Should this then be extrapolated to all of medicine? Should every decision we make be decided by protocols culled from studies and hard data?

Which brings me to the other side of the coin.
Say a study S looks at therapy for say, Prostate Cancer, in a 1000 men. if this therapy is effective in 86% of the men and it gets adopted, what happens to the 14% who do not benefit from the therapy.? if one extrapolates that to a million subjects, that 140,000 men who do not benefit from this new therapy. A good protocol has to allow a physician to cater to this group.
Recent recommendations about two tests that affect men and women have raised the ire of patients. The first is mammography to screen for breast cancer in women and the Prostate Specific Antigen (PSA)to screen for prostate cancer in men. In both cases, based on data, the opinion was that they led to an increase in the false positive diagnosis of a cancer. In other words, patients were thought to have cancer who did not. This led to further unnecessary testing and procedures. With the PSA, it is thought that a lot of small prostate cancers could be diagnosed, which left alone would not grow to be a problem. Now imagine telling a patient:
“You have cancer but it is so small we are going to leave it alone. You will outlive it.”
Sure, in a calm and reassuring manner, a doctor can try to make a patient understand but how many will bear to live with that uncertainty. Then there is also the probability that that small cluster of cells could get bigger….So why not get them out now?
Even if these cancers are small, isn’t it the smart thing to do to diagnose them and follow them? Doesn’t that make these screening tests then necessary? Doesn’t that give the patient a choice?

The point I am trying to make is, in spite of all the data, there are these people called Patients who we are supposed to serve. They are ruled by emotion and are not always as rational as the data and evidence.

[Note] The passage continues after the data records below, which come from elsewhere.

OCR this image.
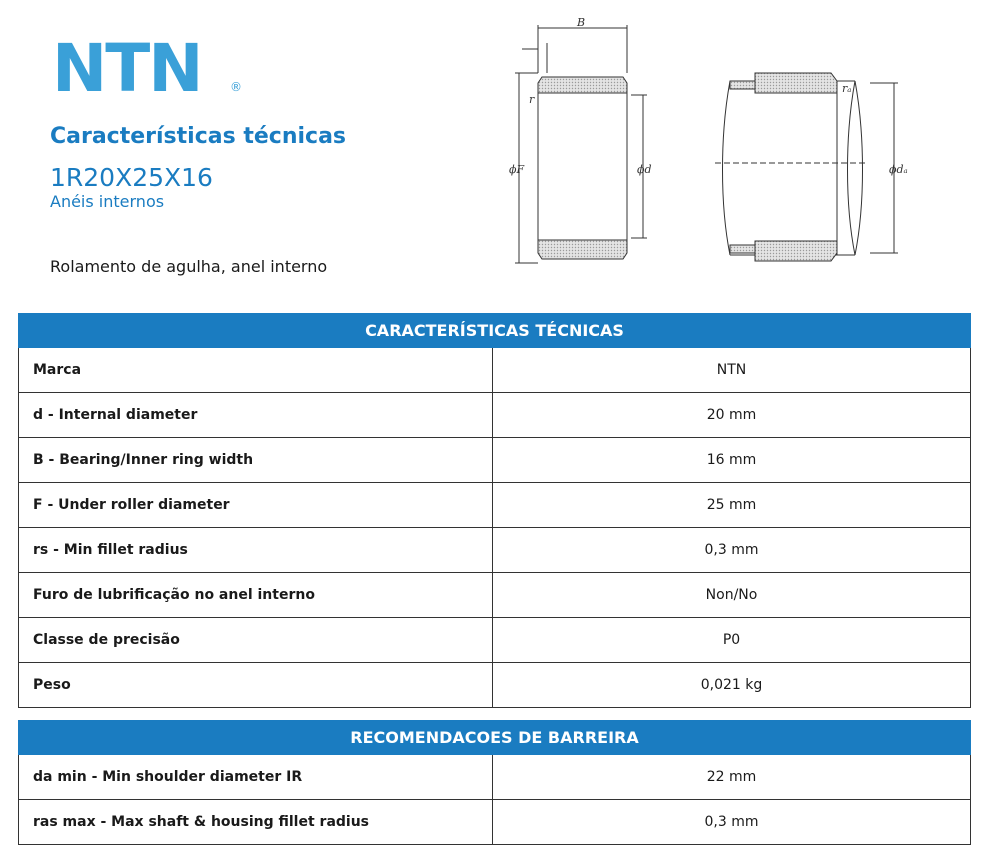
NTN	®
Características técnicas
1R20X25X16
Anéis internos
Rolamento de agulha, anel interno
B
r
ϕF	ϕd
rₐ
ϕdₐ
CARACTERÍSTICAS TÉCNICAS	
Marca	NTN
d - Internal diameter	20 mm
B - Bearing/Inner ring width	16 mm
F - Under roller diameter	25 mm
rs - Min fillet radius	0,3 mm
Furo de lubrificação no anel interno	Non/No
Classe de precisão	P0
Peso	0,021 kg
RECOMENDACOES DE BARREIRA	
da min - Min shoulder diameter IR	22 mm
ras max - Max shaft & housing fillet radius	0,3 mm
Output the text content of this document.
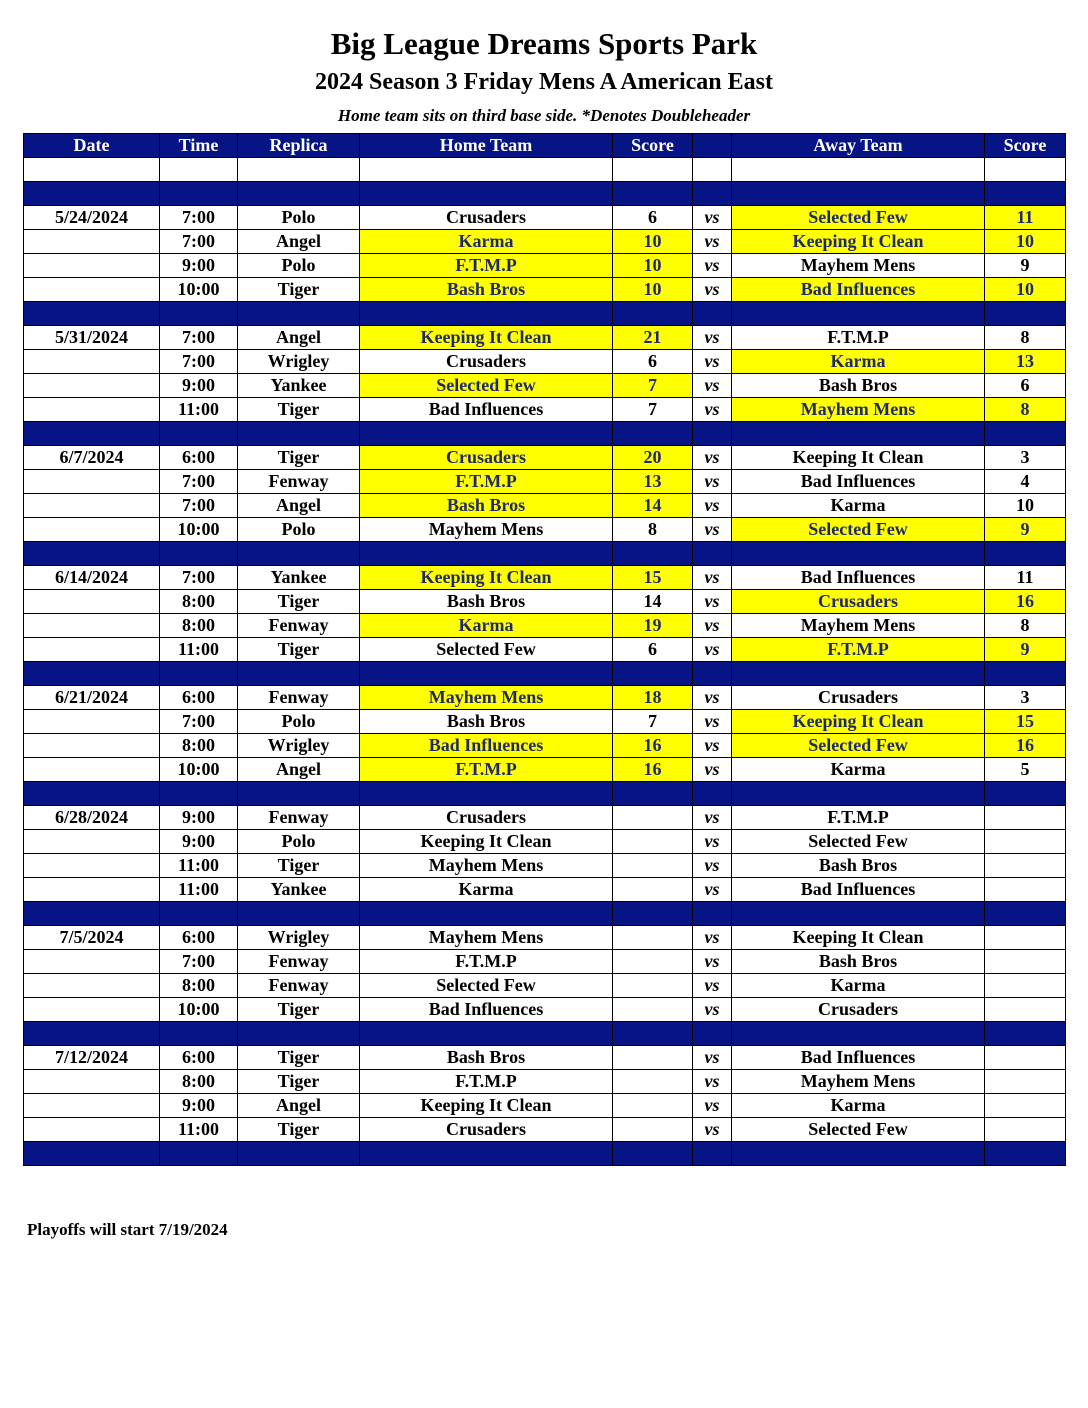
Big League Dreams Sports Park
2024 Season 3 Friday Mens A American East
Home team sits on third base side. *Denotes Doubleheader
Date	Time	Replica	Home Team	Score		Away Team	Score

5/24/2024	7:00	Polo	Crusaders	6	vs	Selected Few	11
	7:00	Angel	Karma	10	vs	Keeping It Clean	10
	9:00	Polo	F.T.M.P	10	vs	Mayhem Mens	9
	10:00	Tiger	Bash Bros	10	vs	Bad Influences	10

5/31/2024	7:00	Angel	Keeping It Clean	21	vs	F.T.M.P	8
	7:00	Wrigley	Crusaders	6	vs	Karma	13
	9:00	Yankee	Selected Few	7	vs	Bash Bros	6
	11:00	Tiger	Bad Influences	7	vs	Mayhem Mens	8

6/7/2024	6:00	Tiger	Crusaders	20	vs	Keeping It Clean	3
	7:00	Fenway	F.T.M.P	13	vs	Bad Influences	4
	7:00	Angel	Bash Bros	14	vs	Karma	10
	10:00	Polo	Mayhem Mens	8	vs	Selected Few	9

6/14/2024	7:00	Yankee	Keeping It Clean	15	vs	Bad Influences	11
	8:00	Tiger	Bash Bros	14	vs	Crusaders	16
	8:00	Fenway	Karma	19	vs	Mayhem Mens	8
	11:00	Tiger	Selected Few	6	vs	F.T.M.P	9

6/21/2024	6:00	Fenway	Mayhem Mens	18	vs	Crusaders	3
	7:00	Polo	Bash Bros	7	vs	Keeping It Clean	15
	8:00	Wrigley	Bad Influences	16	vs	Selected Few	16
	10:00	Angel	F.T.M.P	16	vs	Karma	5

6/28/2024	9:00	Fenway	Crusaders		vs	F.T.M.P	
	9:00	Polo	Keeping It Clean		vs	Selected Few	
	11:00	Tiger	Mayhem Mens		vs	Bash Bros	
	11:00	Yankee	Karma		vs	Bad Influences	

7/5/2024	6:00	Wrigley	Mayhem Mens		vs	Keeping It Clean	
	7:00	Fenway	F.T.M.P		vs	Bash Bros	
	8:00	Fenway	Selected Few		vs	Karma	
	10:00	Tiger	Bad Influences		vs	Crusaders	

7/12/2024	6:00	Tiger	Bash Bros		vs	Bad Influences	
	8:00	Tiger	F.T.M.P		vs	Mayhem Mens	
	9:00	Angel	Keeping It Clean		vs	Karma	
	11:00	Tiger	Crusaders		vs	Selected Few	

Playoffs will start 7/19/2024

Is it part of “doctoring” to do whatever is possible, besides causing harm, to reassure these patients?
So on one side are the those who preach a strict adherence to the evidence and on the other those who want to tailor things to the needs of the patient and the habits of the physician.

Into this fray drops Genomic Medicine. This is an emerging discipline that bases therapy on a patient’s genome. It is a well known fact that some drugs (e.g. Plavix) do not work in some patients because of lack of or too much of certain enzymes. Before a particular therapy is initiated, the genetic make-up of a patient is determined. It is now used extensively in psychiatry to get effective therapy.
This shows that in spite of the data or evidence, there are still individual variations.

All these arguments may not matter because of the Affordable Care Act.
The Affordable Care Act has decimated the private medical practice to the point where the majority of physicians are now employed by hospitals. The Act also rewards physicians whose practices are in line with the latest most effective therapy and management modalities. Hospital administrators are then going to compel their physicians to practice in accordance with protocol that fit the best recommendations. In that sense, the autonomy of the physician may already be a thing of the past and patients’ choice may be slowly narrowed to a few options.

All this makes me wonder what role the physician may play in medicine in the future. If every decision we make is based on a protocol, what will happen to the practice of medicine as we know it? Besides surgeons, are any other specialties even needed if all one needs is to follow a protocol? Protocols so simple that even a caveman can follow them? What are we then good for?